On beam and floor, however, we have seen routines from Vega more recently, during 2015’s short-lived elite comeback attempt.

“Very NCAA” acted as a criticism then, but now it works. These are very NCAA routines. Beam was Vega’s most impressive event during her best years (year), and while the form appears to have deteriorated to some degree, I’d absolutely send that routine out there (but with an NCAA dismount like a 2/1). On floor, I wouldn’t expect as much from Vega—not because of inability but because her potential burnout level and injury history are both at Maximum Red Alert—though she still has that full-in and more-than-competitive dance elements. Priority #1 for Vega is a high-scoring, reliable beam routine. Because…Georgia. Floor would be a bonus.

The talent is not debatable. Vega has it, but it would be foolhardy to project world-team-member expectations upon her with only a handful of routines under her belt in the last four years. Whatever happens, Vega’s existence will be one of the more fascinating features of the early season.

The third member of the pack is former Canadian elite and 2014 world alternate Jordyn Pedersen who is, FYI, a completely different person from 2014 world team member Kirsten Peterman. What? I didn’t just realize that. You just realized that.

I haven’t seen a ton from Pedersen recently, but because of her time as an elite, Pedersen does have the all the traditional D-elements to choose from along with an occasional DLO on FX. I do, however, keep returning to the question of how many of these routines can actually be retained for a good score in NCAA without reconstruction. Of the three freshmen, Pedersen’s routines would need the most changes before we can really judge potential.

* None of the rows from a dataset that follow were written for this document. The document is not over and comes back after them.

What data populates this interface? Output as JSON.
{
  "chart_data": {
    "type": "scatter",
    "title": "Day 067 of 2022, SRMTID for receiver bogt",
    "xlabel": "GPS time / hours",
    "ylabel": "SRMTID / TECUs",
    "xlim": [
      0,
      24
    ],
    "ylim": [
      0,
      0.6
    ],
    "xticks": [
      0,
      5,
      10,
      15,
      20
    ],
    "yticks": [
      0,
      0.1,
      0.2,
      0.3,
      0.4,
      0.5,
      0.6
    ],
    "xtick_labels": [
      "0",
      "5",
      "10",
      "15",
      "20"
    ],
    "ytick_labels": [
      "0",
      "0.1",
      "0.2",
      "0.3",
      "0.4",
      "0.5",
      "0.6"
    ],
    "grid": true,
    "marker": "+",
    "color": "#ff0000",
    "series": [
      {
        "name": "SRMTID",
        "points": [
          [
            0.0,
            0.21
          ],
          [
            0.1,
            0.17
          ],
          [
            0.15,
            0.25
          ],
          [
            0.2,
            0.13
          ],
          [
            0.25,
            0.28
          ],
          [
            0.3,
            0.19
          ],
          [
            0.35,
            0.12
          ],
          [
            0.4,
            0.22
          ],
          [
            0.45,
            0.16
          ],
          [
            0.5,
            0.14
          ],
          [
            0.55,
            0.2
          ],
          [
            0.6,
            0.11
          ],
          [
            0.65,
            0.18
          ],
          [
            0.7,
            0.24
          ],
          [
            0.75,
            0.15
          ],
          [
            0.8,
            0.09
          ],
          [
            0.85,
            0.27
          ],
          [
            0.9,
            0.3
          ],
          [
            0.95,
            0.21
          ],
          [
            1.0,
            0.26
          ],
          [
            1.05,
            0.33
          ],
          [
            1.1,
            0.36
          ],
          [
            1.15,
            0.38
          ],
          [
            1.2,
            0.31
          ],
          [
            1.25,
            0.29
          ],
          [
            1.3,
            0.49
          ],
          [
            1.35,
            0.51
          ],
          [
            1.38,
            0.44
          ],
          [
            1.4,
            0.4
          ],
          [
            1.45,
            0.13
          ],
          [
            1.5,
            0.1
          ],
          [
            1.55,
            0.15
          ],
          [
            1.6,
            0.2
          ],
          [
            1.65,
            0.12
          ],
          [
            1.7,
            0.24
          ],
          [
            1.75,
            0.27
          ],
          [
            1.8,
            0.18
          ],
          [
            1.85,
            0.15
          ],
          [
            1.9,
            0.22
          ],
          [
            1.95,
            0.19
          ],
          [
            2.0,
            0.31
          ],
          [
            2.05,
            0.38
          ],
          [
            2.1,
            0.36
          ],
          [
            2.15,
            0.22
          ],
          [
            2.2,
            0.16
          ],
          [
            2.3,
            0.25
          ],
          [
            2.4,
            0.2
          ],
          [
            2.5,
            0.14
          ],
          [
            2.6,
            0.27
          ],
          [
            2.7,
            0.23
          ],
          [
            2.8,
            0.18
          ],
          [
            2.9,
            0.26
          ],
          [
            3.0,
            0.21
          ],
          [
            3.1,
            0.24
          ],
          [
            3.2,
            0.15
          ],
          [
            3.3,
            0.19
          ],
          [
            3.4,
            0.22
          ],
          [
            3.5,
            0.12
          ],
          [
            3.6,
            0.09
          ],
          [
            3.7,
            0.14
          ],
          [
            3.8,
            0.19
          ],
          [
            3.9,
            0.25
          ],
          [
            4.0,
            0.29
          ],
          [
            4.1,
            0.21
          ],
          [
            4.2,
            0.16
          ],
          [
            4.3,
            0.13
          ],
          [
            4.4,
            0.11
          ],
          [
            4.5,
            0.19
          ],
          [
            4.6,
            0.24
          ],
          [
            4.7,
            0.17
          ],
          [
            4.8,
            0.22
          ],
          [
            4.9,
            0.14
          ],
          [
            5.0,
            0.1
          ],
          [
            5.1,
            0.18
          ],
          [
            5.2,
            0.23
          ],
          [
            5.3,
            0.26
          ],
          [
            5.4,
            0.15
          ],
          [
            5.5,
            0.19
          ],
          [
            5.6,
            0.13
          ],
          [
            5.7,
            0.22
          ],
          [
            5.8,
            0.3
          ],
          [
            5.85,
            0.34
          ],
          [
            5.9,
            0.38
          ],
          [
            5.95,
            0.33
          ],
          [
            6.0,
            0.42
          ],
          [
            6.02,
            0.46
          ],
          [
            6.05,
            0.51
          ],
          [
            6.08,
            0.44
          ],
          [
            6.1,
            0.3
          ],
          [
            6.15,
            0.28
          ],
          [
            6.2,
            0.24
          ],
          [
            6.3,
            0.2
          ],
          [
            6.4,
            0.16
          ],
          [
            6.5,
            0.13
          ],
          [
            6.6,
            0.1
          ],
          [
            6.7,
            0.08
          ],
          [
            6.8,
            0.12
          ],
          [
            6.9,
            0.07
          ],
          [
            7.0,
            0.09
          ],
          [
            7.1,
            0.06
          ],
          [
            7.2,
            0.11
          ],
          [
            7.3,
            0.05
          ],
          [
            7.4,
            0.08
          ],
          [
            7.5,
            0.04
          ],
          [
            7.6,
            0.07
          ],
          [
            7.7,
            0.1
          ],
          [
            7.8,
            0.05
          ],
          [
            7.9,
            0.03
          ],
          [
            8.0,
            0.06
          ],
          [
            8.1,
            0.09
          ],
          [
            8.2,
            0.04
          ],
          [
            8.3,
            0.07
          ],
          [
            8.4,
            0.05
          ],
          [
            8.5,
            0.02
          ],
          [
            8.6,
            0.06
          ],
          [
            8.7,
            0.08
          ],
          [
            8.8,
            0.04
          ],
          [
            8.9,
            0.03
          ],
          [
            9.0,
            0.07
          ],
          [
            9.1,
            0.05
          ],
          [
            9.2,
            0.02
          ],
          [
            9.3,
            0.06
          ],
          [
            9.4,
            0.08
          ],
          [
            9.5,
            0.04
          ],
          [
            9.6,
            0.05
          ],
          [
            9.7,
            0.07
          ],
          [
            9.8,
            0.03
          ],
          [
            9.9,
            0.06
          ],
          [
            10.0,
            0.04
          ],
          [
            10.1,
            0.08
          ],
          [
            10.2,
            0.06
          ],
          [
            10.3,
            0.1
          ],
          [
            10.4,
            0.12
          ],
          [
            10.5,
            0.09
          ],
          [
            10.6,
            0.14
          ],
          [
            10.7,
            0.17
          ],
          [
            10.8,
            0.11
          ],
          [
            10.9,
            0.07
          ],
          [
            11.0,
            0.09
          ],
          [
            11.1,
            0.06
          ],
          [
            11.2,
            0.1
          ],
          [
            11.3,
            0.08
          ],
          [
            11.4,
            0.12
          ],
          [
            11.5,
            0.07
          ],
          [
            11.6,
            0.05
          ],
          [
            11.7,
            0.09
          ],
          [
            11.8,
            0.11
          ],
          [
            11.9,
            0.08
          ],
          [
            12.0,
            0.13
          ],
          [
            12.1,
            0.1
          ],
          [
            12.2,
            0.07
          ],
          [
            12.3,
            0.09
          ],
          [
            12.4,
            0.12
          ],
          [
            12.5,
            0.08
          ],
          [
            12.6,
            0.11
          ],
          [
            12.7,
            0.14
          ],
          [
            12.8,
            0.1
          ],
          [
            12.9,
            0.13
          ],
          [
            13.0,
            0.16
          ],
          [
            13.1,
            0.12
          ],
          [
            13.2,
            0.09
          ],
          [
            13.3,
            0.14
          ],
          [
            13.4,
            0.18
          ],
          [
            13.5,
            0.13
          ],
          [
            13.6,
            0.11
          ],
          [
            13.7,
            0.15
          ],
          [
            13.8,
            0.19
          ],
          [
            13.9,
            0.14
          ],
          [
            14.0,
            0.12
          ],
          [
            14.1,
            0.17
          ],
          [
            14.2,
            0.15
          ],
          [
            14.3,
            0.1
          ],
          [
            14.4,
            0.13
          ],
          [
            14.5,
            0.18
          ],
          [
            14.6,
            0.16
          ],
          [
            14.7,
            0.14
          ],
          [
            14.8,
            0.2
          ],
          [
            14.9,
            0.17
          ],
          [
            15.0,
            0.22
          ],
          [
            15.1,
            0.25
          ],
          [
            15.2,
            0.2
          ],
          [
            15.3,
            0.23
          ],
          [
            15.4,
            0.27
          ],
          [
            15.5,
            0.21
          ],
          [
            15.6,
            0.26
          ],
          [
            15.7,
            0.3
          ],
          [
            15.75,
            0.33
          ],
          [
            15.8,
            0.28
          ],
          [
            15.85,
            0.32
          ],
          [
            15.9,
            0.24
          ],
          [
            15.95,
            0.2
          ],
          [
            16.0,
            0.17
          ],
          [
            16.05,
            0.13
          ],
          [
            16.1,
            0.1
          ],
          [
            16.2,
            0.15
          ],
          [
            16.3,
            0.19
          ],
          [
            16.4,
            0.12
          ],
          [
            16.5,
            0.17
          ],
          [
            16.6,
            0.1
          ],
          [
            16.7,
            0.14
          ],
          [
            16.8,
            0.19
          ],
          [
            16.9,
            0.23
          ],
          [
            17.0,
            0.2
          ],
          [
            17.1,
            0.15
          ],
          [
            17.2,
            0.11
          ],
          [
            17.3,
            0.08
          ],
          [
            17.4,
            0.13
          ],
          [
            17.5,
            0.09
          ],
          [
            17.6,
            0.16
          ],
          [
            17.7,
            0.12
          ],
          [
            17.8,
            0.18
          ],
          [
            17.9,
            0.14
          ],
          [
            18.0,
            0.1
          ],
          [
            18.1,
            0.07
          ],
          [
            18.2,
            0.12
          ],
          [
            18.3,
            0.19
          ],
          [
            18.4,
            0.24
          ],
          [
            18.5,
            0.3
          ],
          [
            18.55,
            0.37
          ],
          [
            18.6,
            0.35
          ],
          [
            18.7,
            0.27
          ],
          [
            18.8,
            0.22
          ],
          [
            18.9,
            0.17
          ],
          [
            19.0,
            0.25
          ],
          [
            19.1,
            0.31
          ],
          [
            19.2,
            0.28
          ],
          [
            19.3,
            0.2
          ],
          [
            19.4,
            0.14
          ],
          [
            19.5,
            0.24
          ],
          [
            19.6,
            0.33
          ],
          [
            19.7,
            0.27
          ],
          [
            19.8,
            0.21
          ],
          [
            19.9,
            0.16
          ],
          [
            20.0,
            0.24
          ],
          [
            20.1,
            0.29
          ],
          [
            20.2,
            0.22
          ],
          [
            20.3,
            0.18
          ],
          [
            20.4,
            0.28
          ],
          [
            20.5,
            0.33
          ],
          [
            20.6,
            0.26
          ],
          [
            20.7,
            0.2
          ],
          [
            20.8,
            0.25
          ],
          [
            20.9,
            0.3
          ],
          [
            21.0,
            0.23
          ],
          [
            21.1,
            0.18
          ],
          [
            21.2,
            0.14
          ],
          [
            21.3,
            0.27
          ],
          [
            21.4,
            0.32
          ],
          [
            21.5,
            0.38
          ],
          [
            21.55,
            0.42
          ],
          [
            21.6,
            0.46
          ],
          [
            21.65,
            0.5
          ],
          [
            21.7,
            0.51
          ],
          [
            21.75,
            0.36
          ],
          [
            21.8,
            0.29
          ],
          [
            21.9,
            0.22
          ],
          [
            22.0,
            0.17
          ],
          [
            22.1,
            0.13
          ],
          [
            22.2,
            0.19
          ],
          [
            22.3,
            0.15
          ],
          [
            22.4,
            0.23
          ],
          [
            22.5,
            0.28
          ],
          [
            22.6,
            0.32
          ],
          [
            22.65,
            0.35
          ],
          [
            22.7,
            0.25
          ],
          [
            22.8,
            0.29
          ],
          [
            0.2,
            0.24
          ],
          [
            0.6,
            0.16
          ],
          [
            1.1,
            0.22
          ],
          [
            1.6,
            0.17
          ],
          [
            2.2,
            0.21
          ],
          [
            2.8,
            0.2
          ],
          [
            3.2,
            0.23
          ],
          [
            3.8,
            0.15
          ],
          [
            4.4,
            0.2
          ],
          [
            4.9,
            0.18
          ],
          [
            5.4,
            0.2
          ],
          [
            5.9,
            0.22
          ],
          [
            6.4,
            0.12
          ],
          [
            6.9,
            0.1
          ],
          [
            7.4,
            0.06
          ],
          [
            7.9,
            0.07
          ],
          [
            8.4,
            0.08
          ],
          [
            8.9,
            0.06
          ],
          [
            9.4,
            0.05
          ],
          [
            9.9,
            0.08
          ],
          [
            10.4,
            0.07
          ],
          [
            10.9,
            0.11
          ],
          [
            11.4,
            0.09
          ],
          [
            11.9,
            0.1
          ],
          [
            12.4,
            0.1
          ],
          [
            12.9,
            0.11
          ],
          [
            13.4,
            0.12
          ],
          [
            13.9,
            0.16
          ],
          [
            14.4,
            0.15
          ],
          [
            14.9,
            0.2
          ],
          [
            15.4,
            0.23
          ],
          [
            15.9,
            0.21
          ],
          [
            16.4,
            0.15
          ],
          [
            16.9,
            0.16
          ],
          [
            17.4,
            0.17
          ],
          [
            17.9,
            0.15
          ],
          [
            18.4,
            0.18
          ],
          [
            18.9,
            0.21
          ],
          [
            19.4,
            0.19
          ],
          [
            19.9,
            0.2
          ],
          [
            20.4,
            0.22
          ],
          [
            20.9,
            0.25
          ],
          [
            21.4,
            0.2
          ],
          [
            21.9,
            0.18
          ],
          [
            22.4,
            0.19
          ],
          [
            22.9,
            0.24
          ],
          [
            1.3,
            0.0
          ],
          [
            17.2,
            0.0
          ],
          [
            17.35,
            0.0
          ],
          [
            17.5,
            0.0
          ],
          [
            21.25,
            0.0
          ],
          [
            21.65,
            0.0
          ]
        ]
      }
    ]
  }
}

The cowboying on that double tuck for instance (something that also crops up on her bars and beam dismounts), would render it too deduction prone and essentially unusable. As for the DLO, we’re still waiting for Ashlyn Broussard’s to materialize, let alone this one.

I enjoy some of her beam acro elements—she was training a barani at one point—and like Vega, if you drop that double back dismount, you should have something going. On bars, Pedersen has a Pak, Shaposh, and Jaeger, but I worry that the leg separations and that double front dismount will hold her back too much. Note that all these routines are from 2014.

In Georgia’s search for new vaults, Pedersen also performs a yfull, but from what I’ve seen of it, I’d put it closer to the Vaculik category on the depth chart.

3 thoughts on “2017 Freshman Preview: Georgia”

  1. Just from what I’ve seen on Snapchat, Vega is basically nowhere to be seen other than waving at the camera or putting her grips on, Pedersen is looking HOT on bars and regularly sticks that double front dismount and Dickson is shown a lot on bars and some floor and beam. Although they obviously could be doing much more that aren’t showing up on the Snapchat.